Miss Joffe told us candidly that if it said, for example, "We think the chances of this lady being kept on if there had been consultation are of the order of 50% and that is the basis on which we make our award", she could have had no complaint. They did not. Maybe of course other tribunals would have felt able to do so, because in all questions of degree and fact, it is for each tribunal to say where it finds the probability lies. This tribunal said, "For us it is impossible". They are entitled to say that. Indeed, in our belief, if they find the task impossible they are obliged to say so and not to try to conceal the fact that they are unable to reach a decision. We are left with the position which is described accurately by the editors of Harvey, that is to say that the employer cannot complain in those circumstances. If he does not adduce evidence on which the Tribunal feels able to act, the Tribunal simply assesses the compensation on the basis that there has been an unfair dismissal, and that all they are sure of is that the unfairness has led to the dismissal, and that, accordingly, the losses which follow from the dismissal are all to be attributed to the unfairness.

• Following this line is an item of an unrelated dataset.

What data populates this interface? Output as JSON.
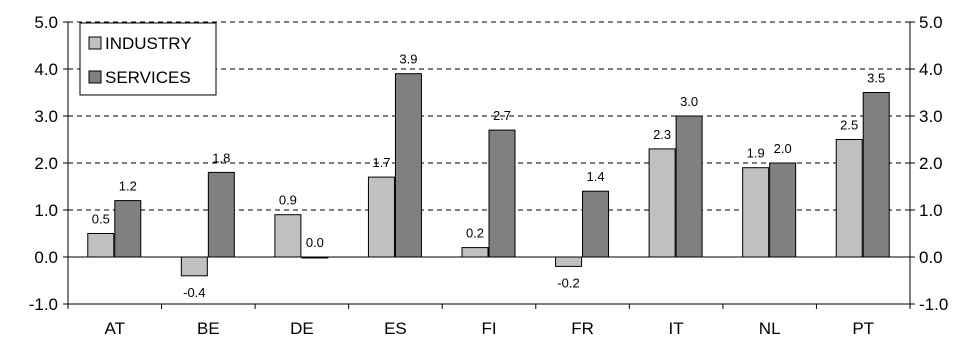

It seems to us that this Tribunal, being in this unhappy position (and certainly nobody can criticise them for not taking trouble over it) said exactly that and were obliged to say that. And we think, with all respect to Miss Joffe's argument, that it is based on the false premise that the Tribunal is bound to reach a decision on percentage. They are bound as a matter of law to go through the process of endeavouring to reach such a decision but that entirely begs the question of what happens if they are unable, having heard the evidence, to reach that decision.
This Tribunal were unable to reach that decision. There is no suggestion whatever, of course, against their integrity in saying that they felt unable to do so and therefore, in the unhappy circumstances of the case, the result which followed was inevitable and we would say, not that it is any consolation of course to the Appellants, that they had only themselves to thank. It would have been perfectly simple for them to consider the questions of warning, consultation and so forth and to have reached a decision as to why it was quite impossible for them, with the aid of course of Mrs Graham, to help her by keeping her on in any capacity. They deliberately, apparently, omitted those matters; or else it was through sheer carelessness. They had "gut feelings", they were unable to think of any reason why they did not consult her, and so forth.
In that unsatisfactory state of affairs, if the Tribunal cannot perform the task which they ask it to, they have, I am afraid, only themselves to blame for it. We cannot find that the criticism in law, which is made of this Tribunal, is sustained and it will not do simply to say that another Tribunal might have reached a different decision.
So for those reasons, having heard Ms Joffe, we did not think it necessary to call on Mr Jones and we say that this appeal does not, in our view, raise any question of law on which we could allow it and the appeal falls to be dismissed.